The regulators explained that the National Treasury is currently developing the implementing regulations that will establish the actual licensing procedures, application requirements, compliance standards, and operational guidelines crypto businesses must meet. Until these regulations are published and take effect, the licensing framework exists only in theory rather than practice.
This transitional period creates significant uncertainty for both crypto businesses attempting to operate compliantly and consumers trying to determine which services are legitimate. The situation parallels challenges other jurisdictions have faced when implementing cryptocurrency regulation, where the gap between legislative intent and operational implementation creates opportunities for both confusion and potential exploitation.
Broader African Context: Kenya as Continental Cryptocurrency Leader
Kenya’s cryptocurrency journey unfolds within broader continental dynamics that position Africa as one of the world’s most dynamic crypto adoption regions. Multiple factors drive this trend:
Remittances: Africa receives over $100 billion annually in remittances, with traditional transfer mechanisms often charging exorbitant fees and imposing frustrating delays. Cryptocurrency offers faster, cheaper alternatives for cross-border money movement.
Currency Instability: Many African nations experience significant currency volatility and inflation, eroding the value of local savings. Bitcoin and stablecoins pegged to stronger currencies provide hedges against local currency depreciation.

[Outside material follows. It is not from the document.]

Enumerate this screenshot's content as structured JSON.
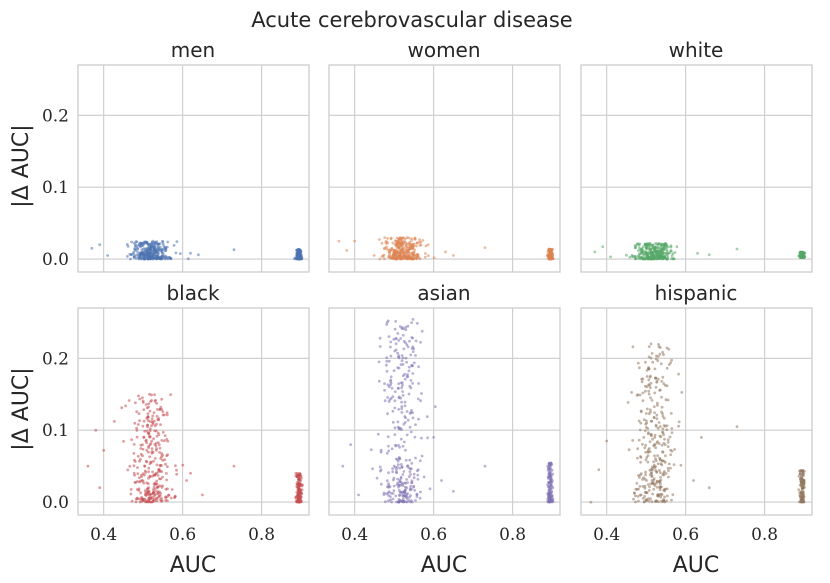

Mobile Money Infrastructure: Africa’s pioneering mobile money systems created cultural comfort with digital financial services and built technological infrastructure cryptocurrency can leverage. Kenya’s M-Pesa alone serves over 50 million users, demonstrating massive scale digital payment adoption.
Youth Demographics: Africa has the world’s youngest population, with median ages in many nations below 20 years. Younger demographics typically show greater comfort with digital technologies and willingness to adopt innovative financial tools.
Entrepreneurship: Limited formal employment opportunities drive high levels of entrepreneurial activity, often requiring access to capital and payment mechanisms that traditional systems provide inadequately. Cryptocurrency can fill these gaps.
These factors create fertile ground for cryptocurrency adoption across the continent. According to Chainalysis’s 2024 Geography of Cryptocurrency Report, multiple African nations rank among global leaders in cryptocurrency adoption when measured relative to population and economic size.

Conclusion
For Kenya, the next 12 to 18 months will be critical. The Treasury’s detailed regulations on stablecoins, tokenization of real-world assets, trading platforms, capital standards, and anti-money laundering compliance will determine whether the country achieves its ambition of becoming Africa’s crypto hub. Success will require balancing regulatory rigor with the flexibility needed to foster innovation, ensuring that compliance requirements don’t become barriers to entry for the young entrepreneurs and small startups who have driven Kenya’s crypto adoption.
The country’s approach—grounded in its proven track record with mobile money innovation, informed by international best practices, and responsive to local economic realities—could serve as a model for other emerging markets seeking to harness the transformative potential of digital assets while managing associated risks.
Kenyan authorities justify this regulatory shift as necessary to provide legal certainty for investors and fintech start-ups while positioning the country as the gateway for cryptocurrency adoption across Africa.
The success or failure of Kenya’s cryptocurrency regulation will have implications far beyond its borders, potentially shaping how other African nations approach digital asset oversight and influencing the continent’s role in the global cryptocurrency ecosystem for years to come.